I want you to live. Irene looked up at the hot sky. She wanted to say something, but her throat was stiff and dry. Sam lay back in his flight suit, tanned and relaxed, hair damp, one blue eye squinting in her direction. As if they were on some kind of vacation! The air was hot and dry and smelled of the ocean. Irene heaved herself to her feet and strode back to the airplane.
According to the charts, Howland Island was about twice as big as Baker, a thousand acres or so, made of coral sand and surrounded by reef. Nobody lived there, except birds.
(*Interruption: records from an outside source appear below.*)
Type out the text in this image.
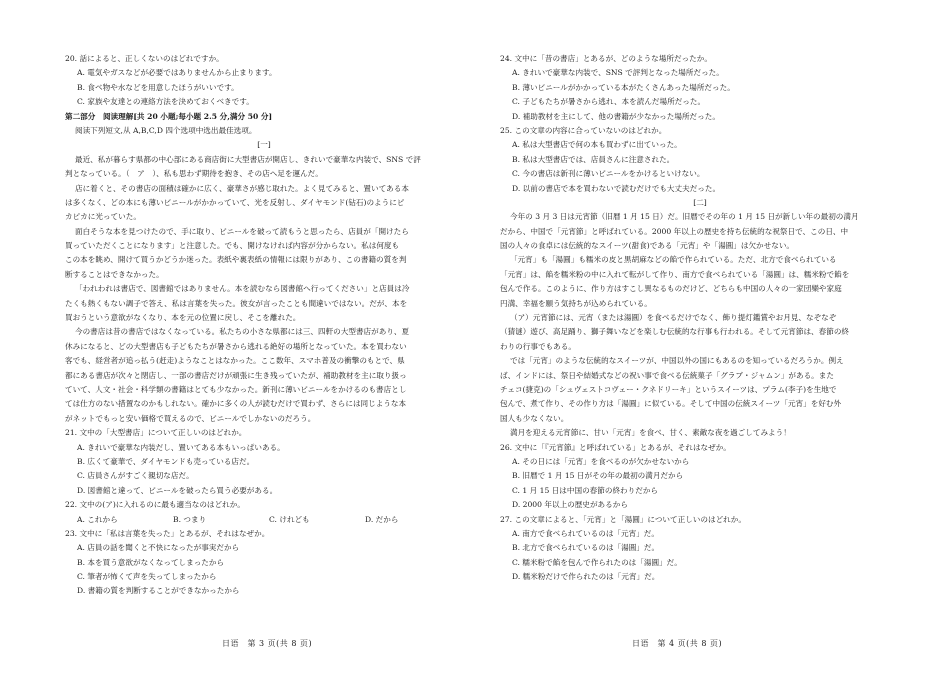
20. 話によると、正しくないのはどれですか。
A. 電気やガスなどが必要ではありませんから止まります。
B. 食べ物や水などを用意したほうがいいです。
C. 家族や友達との連絡方法を決めておくべきです。
第二部分　阅读理解[共 20 小题;每小题 2.5 分,满分 50 分]
阅读下列短文,从 A,B,C,D 四个选项中选出最佳选项。
[一]
最近、私が暮らす県都の中心部にある商店街に大型書店が開店し、きれいで豪華な内装で、SNS で評
判となっている。（　ア　）、私も思わず期待を抱き、その店へ足を運んだ。
店に着くと、その書店の面積は確かに広く、豪華さが感じ取れた。よく見てみると、置いてある本
は多くなく、どの本にも薄いビニールがかかっていて、光を反射し、ダイヤモンド(钻石)のようにピ
カピカに光っていた。
面白そうな本を見つけたので、手に取り、ビニールを破って読もうと思ったら、店員が「開けたら
買っていただくことになります」と注意した。でも、開けなければ内容が分からない。私は何度も
この本を眺め、開けて買うかどうか迷った。表紙や裏表紙の情報には限りがあり、この書籍の質を判
断することはできなかった。
「われわれは書店で、図書館ではありません。本を読むなら図書館へ行ってください」と店員は冷
たくも熱くもない調子で答え、私は言葉を失った。彼女が言ったことも間違いではない。だが、本を
買おうという意欲がなくなり、本を元の位置に戻し、そこを離れた。
今の書店は昔の書店ではなくなっている。私たちの小さな県都には三、四軒の大型書店があり、夏
休みになると、どの大型書店も子どもたちが暑さから逃れる絶好の場所となっていた。本を買わない
客でも、経営者が追っ払う(赶走)ようなことはなかった。ここ数年、スマホ普及の衝撃のもとで、県
都にある書店が次々と閉店し、一部の書店だけが頑張に生き残っていたが、補助教材を主に取り扱っ
ていて、人文・社会・科学類の書籍はとても少なかった。新刊に薄いビニールをかけるのも書店とし
ては仕方のない措置なのかもしれない。確かに多くの人が読むだけで買わず、さらには同じような本
がネットでもっと安い価格で買えるので、ビニールでしかないのだろう。
21. 文中の「大型書店」について正しいのはどれか。
A. きれいで豪華な内装だし、置いてある本もいっぱいある。
B. 広くて豪華で、ダイヤモンドも売っている店だ。
C. 店員さんがすごく親切な店だ。
D. 図書館と違って、ビニールを破ったら買う必要がある。
22. 文中の(ア)に入れるのに最も適当なのはどれか。
A. これから	B. つまり	C. けれども	D. だから
23. 文中に「私は言葉を失った」とあるが、それはなぜか。
A. 店員の話を聞くと不快になったが事実だから
B. 本を買う意欲がなくなってしまったから
C. 筆者が怖くて声を失ってしまったから
D. 書籍の質を判断することができなかったから
24. 文中に「昔の書店」とあるが、どのような場所だったか。
A. きれいで豪華な内装で、SNS で評判となった場所だった。
B. 薄いビニールがかかっている本がたくさんあった場所だった。
C. 子どもたちが暑さから逃れ、本を読んだ場所だった。
D. 補助教材を主にして、他の書籍が少なかった場所だった。
25. この文章の内容に合っていないのはどれか。
A. 私は大型書店で何の本も買わずに出ていった。
B. 私は大型書店では、店員さんに注意された。
C. 今の書店は新刊に薄いビニールをかけるといけない。
D. 以前の書店で本を買わないで読むだけでも大丈夫だった。
[二]
今年の 3 月 3 日は元宵節（旧暦 1 月 15 日）だ。旧暦でその年の 1 月 15 日が新しい年の最初の満月
だから、中国で「元宵節」と呼ばれている。2000 年以上の歴史を持ち伝統的な祝祭日で、この日、中
国の人々の食卓には伝統的なスイーツ(甜食)である「元宵」や「湯圓」は欠かせない。
「元宵」も「湯圓」も糯米の皮と黒胡麻などの餡で作られている。ただ、北方で食べられている
「元宵」は、餡を糯米粉の中に入れて転がして作り、南方で食べられている「湯圓」は、糯米粉で餡を
包んで作る。このように、作り方はすこし異なるものだけど、どちらも中国の人々の一家団欒や家庭
円満、幸福を願う気持ちが込められている。
（ア）元宵節には、元宵（または湯圓）を食べるだけでなく、飾り提灯鑑賞やお月見、なぞなぞ
（猜谜）遊び、高足踊り、獅子舞いなどを楽しむ伝統的な行事も行われる。そして元宵節は、春節の終
わりの行事でもある。
では「元宵」のような伝統的なスイーツが、中国以外の国にもあるのを知っているだろうか。例え
ば、インドには、祭日や結婚式などの祝い事で食べる伝統菓子「グラブ・ジャムン」がある。また
チェコ(捷克)の「シュヴェストコヴェー・クネドリーキ」というスイーツは、プラム(李子)を生地で
包んで、煮て作り、その作り方は「湯圓」に似ている。そして中国の伝統スイーツ「元宵」を好む外
国人も少なくない。
満月を迎える元宵節に、甘い「元宵」を食べ、甘く、素敵な夜を過ごしてみよう！
26. 文中に「『元宵節』と呼ばれている」とあるが、それはなぜか。
A. その日には「元宵」を食べるのが欠かせないから
B. 旧暦で 1 月 15 日がその年の最初の満月だから
C. 1 月 15 日は中国の春節の終わりだから
D. 2000 年以上の歴史があるから
27. この文章によると、「元宵」と「湯圓」について正しいのはどれか。
A. 南方で食べられているのは「元宵」だ。
B. 北方で食べられているのは「湯圓」だ。
C. 糯米粉で餡を包んで作られたのは「湯圓」だ。
D. 糯米粉だけで作られたのは「元宵」だ。
日语　第 3 页(共 8 页)	日语　第 4 页(共 8 页)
You couldn’t live there. The surface was flat and nearly barren, just scrub grass and a few trees huddled atop a small rise near the middle. Irene had a dread feeling that there was no fresh water of any kind.
At least its desert qualities made it easy to land on. The Centauri had dug ruts into the sand and grass, but it hadn’t spun or crashed or been damaged by trees. Just an intact shell of an airplane with no fuel. Irene ducked under the tail and kept walking westward. The sun was high above her, beating down on the brim of her hat. The ocean rushed against the reef. The tide was low, exposing the shallows, and Irene thought they could probably catch some fish there, some crustaceans or something.
Water was a bigger problem. Irene had packed a makeshift distilling kit among her equipment, but distilling seawater was a lot of work for meager reward. Still. Enough water to keep them alive, if they needed it.
If they needed it?
My God, they were marooned! They were shipwrecked on a deserted island! They were alive. They were lost! They were not lost. They were only stuck.
She stopped and folded her arms and stared at the western shore. The waves washing up and tumbling around the coral. No surfing here. Sam came up beside her and stood too.
“You should get out of the sun,” he said.
“How long, do you think? Until we’re rescued?”
“Shouldn’t be long. A few days.”
“What if it’s longer?”
She meant survival. But as they stood there together, side by side, watching the empty ocean, gathering sunshine, nothing but grass and sand and rocks and salt water and the two of them, the question took on something else, some untoward quality. Some intimacy that answered itself.